Siempre Ahí.
Como todos los días, ella aguardaba en el mismo lugar.
Sam la miraba en las mañanas al dirigirse a su trabajo y nuevamente en la tarde, cuando el sol formaba largas sombras entre los edificios. Los fines de semana era común encontrarlo sentado en la pequeña plazoleta, observándola con una apacible sonrisa. Era muy consciente de su presencia e intuía que ella también de la de él. Verla era el motivo por el que se levantaba cada mañana y la razón por la que se apresuraba a regresar a casa.
Esos breves instantes en los que su visión se deleitaba con su garbo y su corazón se llenaba de ese misterio extraviado en la noche de los tiempos: Amor.
Tras la barrera que la pequeña verja imponía, la vislumbraba. Su alma quedaba extasiada, su sola estampa llenaba el vacío de su existencia, su tierna mirada confortaba las angustias de antaño. El saber que ella estaba ahí, aguardándolo, pálida y sombría en la lluvia o el frío, resguardada entre cúpulas marmóreas y efigies dogmáticas, pero, asimismo, luminosa y etérea bajo el sol primaveral, luciendo orgullosa su pétrea indumentaria.
El inicio de otra semana lo encontró impaciente y nervioso. ¿Estaría enfadada?, se preguntó preocupado. La fastidiosa presencia de su familia, lo importunó de tal manera, que no le fue posible visitarla. Ese día salió mas temprano que de costumbre. Apresurado, recorrió las cuadras que lo separaban de ella. Necesitaba demostrarle que ahí seguía él. Que no se preocupara.

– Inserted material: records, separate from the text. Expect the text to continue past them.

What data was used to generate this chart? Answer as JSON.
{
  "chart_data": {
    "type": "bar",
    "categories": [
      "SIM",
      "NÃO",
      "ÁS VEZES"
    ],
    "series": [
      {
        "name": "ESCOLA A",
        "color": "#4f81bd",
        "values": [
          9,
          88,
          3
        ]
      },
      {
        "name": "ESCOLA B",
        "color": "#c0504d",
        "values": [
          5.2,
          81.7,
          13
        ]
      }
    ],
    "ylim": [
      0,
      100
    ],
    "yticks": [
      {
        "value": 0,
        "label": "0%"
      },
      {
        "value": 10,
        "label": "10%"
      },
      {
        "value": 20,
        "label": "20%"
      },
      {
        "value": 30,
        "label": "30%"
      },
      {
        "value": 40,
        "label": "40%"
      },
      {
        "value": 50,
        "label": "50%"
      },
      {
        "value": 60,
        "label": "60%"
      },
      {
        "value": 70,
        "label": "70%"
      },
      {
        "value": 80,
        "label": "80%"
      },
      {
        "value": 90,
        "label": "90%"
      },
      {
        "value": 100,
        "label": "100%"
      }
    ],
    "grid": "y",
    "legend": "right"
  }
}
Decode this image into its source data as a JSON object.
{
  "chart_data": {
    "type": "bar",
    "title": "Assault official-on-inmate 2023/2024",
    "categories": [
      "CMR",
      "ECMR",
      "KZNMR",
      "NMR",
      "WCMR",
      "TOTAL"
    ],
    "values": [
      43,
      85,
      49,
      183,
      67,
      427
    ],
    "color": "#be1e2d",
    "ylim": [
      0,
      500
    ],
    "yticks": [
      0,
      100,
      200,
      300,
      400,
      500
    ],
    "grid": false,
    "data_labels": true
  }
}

¿Pero que clase de catástrofe ocurrió? Se preguntó aturdido. La pequeña reja ya no estaba y la sustituía un alto muro de concreto que rodeaba el sacramental.
- ¡Qué osadía! ¡Qué insolencia y desfachatez! –gritó al remoto cielo.
La desesperación lo sitió. Era esa vieja e implacable sensación de desolación que lo aprisionó mucho tiempo atrás, antes de conocerla, antes de que ella corriera el velo de desconsuelo y le mostrara el significado de la alegría, de la devoción y el deleite.
Las muchas llamadas de los transeúntes que denunciaban a un hombre desquiciado, llevaron a Sam a la justicia y días después, por indicaciones médicas, al Sanatorio Arkham Para Enfermos Mentales.
Su familia sabe que Sam se ha vuelto loco. Que se ha enamorado de una estatua del cementerio, pero Sam sabe la verdad. Escucha su hermosa y suave voz en las noches, llena de hermosas promesas. Sabe que ella sigue aguardando, que se encargara de arreglar todo.
Por primera vez en muchos días, Sam se levanta de la cama y se asoma afligido por la minúscula ventana. Desde el segundo piso, desde la altura correcta, Sam puede verla. Está ahí y le susurra el más hermoso de los juramentos.
De forma inesperada, Sam se lleva las manos al pecho. El efímero fuego vital se apaga y olvida su abatida nostalgia. Sus ojos se han cerrado en una noche sin pesadillas y el lamento de su corazón se ha callado.